Francis II operated not out of base political expediency, but out of a genuine belief in and adherence to the scriptures and doctrines he’d devoted his life to upholding. His about-face in church policy is played for laughs and treated as a crisis, but it’s fairly by-the-numbers behavior for a priest of his order. It’s funny to watch Voiello and his confrères squirm, but it’s also a subtle indictment of our society to see such comedic value in a pope actually practicing what his church preaches.

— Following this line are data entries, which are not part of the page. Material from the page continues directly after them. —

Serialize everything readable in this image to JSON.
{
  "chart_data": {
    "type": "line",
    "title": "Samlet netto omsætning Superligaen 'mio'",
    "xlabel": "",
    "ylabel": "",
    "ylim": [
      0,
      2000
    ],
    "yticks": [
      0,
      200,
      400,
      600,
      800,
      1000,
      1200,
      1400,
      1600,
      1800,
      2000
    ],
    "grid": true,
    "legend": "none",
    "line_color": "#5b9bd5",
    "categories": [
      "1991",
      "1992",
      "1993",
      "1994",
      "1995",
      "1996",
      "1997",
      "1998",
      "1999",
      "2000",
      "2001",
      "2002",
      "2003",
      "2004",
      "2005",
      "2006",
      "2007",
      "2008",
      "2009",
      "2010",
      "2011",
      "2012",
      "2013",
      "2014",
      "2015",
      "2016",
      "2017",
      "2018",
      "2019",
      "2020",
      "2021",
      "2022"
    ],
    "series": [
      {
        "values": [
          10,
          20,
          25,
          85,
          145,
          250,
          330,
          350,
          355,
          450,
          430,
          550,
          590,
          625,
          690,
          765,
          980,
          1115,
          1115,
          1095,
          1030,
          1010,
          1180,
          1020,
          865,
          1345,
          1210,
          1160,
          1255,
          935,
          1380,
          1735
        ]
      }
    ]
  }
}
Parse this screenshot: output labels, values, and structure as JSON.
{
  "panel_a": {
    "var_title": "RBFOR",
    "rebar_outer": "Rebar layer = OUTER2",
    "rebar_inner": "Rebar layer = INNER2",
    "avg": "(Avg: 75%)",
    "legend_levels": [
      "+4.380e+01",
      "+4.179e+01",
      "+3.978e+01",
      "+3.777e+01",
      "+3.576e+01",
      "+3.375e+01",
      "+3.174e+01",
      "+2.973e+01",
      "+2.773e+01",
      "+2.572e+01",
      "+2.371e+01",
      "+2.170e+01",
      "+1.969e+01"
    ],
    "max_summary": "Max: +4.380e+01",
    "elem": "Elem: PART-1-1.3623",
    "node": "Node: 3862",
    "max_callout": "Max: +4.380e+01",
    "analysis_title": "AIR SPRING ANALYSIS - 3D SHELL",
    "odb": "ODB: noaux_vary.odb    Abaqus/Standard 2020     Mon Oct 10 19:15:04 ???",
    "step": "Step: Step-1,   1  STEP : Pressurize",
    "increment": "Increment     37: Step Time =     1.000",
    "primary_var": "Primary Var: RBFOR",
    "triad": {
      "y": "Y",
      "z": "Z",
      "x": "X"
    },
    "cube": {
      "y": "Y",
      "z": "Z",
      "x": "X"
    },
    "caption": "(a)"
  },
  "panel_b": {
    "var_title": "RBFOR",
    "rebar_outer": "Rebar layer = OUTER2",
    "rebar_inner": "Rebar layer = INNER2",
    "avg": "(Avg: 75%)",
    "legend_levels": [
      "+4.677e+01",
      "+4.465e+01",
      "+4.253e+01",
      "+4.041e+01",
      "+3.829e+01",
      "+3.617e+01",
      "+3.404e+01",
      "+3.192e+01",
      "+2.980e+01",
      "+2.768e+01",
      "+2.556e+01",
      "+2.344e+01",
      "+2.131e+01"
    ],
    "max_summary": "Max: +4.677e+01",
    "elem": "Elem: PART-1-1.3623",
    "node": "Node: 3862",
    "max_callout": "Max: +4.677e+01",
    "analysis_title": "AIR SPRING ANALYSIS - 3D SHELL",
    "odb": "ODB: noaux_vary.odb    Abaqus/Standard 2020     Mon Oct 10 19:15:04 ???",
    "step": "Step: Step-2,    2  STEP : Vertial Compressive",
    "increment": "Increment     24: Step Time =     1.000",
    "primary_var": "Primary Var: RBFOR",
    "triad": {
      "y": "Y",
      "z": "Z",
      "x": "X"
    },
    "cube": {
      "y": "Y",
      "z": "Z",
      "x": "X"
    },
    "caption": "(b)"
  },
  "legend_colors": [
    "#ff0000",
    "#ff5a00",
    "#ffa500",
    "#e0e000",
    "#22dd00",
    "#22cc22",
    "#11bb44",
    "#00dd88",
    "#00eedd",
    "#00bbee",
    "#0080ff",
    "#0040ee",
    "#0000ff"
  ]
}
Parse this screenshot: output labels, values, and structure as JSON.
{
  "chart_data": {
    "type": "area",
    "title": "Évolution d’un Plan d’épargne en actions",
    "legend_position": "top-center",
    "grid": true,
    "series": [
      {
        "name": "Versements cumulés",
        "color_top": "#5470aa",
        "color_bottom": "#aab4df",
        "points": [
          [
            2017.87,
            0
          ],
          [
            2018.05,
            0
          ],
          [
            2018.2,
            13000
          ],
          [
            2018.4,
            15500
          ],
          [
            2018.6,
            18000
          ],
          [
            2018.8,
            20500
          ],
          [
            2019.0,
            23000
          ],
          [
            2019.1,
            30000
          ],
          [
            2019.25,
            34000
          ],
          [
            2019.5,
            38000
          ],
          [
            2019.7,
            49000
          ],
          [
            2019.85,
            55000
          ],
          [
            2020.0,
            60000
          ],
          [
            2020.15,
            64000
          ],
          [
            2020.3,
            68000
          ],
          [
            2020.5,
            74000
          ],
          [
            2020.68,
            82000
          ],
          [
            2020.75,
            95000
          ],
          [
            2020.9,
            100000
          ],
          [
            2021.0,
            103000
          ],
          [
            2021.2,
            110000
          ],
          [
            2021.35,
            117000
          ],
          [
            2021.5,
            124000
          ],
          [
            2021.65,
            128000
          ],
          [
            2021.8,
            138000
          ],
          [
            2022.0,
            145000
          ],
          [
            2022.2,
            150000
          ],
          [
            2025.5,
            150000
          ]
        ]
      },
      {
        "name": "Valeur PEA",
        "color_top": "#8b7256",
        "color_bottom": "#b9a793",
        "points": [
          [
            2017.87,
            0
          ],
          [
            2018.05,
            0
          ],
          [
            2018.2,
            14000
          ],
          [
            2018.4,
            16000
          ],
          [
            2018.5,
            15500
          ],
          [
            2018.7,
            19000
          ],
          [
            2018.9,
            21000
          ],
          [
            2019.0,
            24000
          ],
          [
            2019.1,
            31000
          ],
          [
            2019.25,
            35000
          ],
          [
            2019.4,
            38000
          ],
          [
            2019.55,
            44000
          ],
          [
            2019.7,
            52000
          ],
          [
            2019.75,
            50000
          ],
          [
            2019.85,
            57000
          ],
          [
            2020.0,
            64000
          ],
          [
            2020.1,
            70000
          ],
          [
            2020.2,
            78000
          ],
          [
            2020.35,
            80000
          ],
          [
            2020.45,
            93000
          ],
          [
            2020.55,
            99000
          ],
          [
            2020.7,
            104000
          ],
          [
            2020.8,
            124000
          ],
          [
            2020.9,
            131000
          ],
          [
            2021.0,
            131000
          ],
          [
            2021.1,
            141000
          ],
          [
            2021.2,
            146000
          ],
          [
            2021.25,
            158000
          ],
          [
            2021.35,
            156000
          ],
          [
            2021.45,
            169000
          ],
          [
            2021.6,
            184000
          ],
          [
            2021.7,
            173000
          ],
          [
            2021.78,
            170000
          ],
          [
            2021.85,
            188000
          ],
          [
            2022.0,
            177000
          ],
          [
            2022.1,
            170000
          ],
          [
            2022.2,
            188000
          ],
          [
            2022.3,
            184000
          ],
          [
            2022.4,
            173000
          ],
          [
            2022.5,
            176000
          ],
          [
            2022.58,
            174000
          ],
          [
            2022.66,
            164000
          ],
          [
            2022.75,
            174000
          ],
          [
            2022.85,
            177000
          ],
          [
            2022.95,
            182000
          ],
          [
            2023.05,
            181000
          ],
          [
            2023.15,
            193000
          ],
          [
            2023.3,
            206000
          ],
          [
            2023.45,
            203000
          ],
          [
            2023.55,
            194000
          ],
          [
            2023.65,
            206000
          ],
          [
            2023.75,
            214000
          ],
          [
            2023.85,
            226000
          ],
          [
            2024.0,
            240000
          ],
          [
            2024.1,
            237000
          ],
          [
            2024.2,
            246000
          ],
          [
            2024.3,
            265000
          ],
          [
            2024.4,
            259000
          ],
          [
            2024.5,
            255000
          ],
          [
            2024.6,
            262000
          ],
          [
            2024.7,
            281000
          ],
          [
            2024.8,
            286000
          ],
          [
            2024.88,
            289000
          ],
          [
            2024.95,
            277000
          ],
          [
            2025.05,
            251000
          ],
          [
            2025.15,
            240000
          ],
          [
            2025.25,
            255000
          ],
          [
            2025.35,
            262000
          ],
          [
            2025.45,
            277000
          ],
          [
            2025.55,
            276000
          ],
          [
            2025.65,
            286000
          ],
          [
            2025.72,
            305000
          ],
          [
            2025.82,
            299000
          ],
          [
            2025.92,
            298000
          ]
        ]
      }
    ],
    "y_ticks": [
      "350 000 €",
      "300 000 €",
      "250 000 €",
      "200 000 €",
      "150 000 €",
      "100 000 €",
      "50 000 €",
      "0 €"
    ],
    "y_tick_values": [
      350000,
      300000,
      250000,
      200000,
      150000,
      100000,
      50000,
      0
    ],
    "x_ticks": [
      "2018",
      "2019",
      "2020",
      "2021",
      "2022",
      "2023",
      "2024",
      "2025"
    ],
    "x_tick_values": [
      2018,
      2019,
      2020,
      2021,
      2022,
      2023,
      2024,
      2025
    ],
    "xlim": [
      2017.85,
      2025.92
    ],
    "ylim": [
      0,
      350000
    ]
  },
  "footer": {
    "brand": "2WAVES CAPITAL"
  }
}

It can also be read as a jab at the real-life Pope Francis I, the Jesuit reformer who’s hailed as a real-life Woke Pope of sorts. But while Francis I has moderated church policy as compared to his predecessor, he’s stopped short of answering the call Jesus laid before the rich man: Sell everything you own, give it to the poor, and follow me.

Actually attempting to answer that call was the fictional Francis II’s fatal mistake, and now we’re all condemned to suffer a nine-episode purgatory without the delightful Woke Pope. He was a great ally to the poor, and we will all be poorer for his absence.

Disclosure: HBO is an initial investor in The Ringer.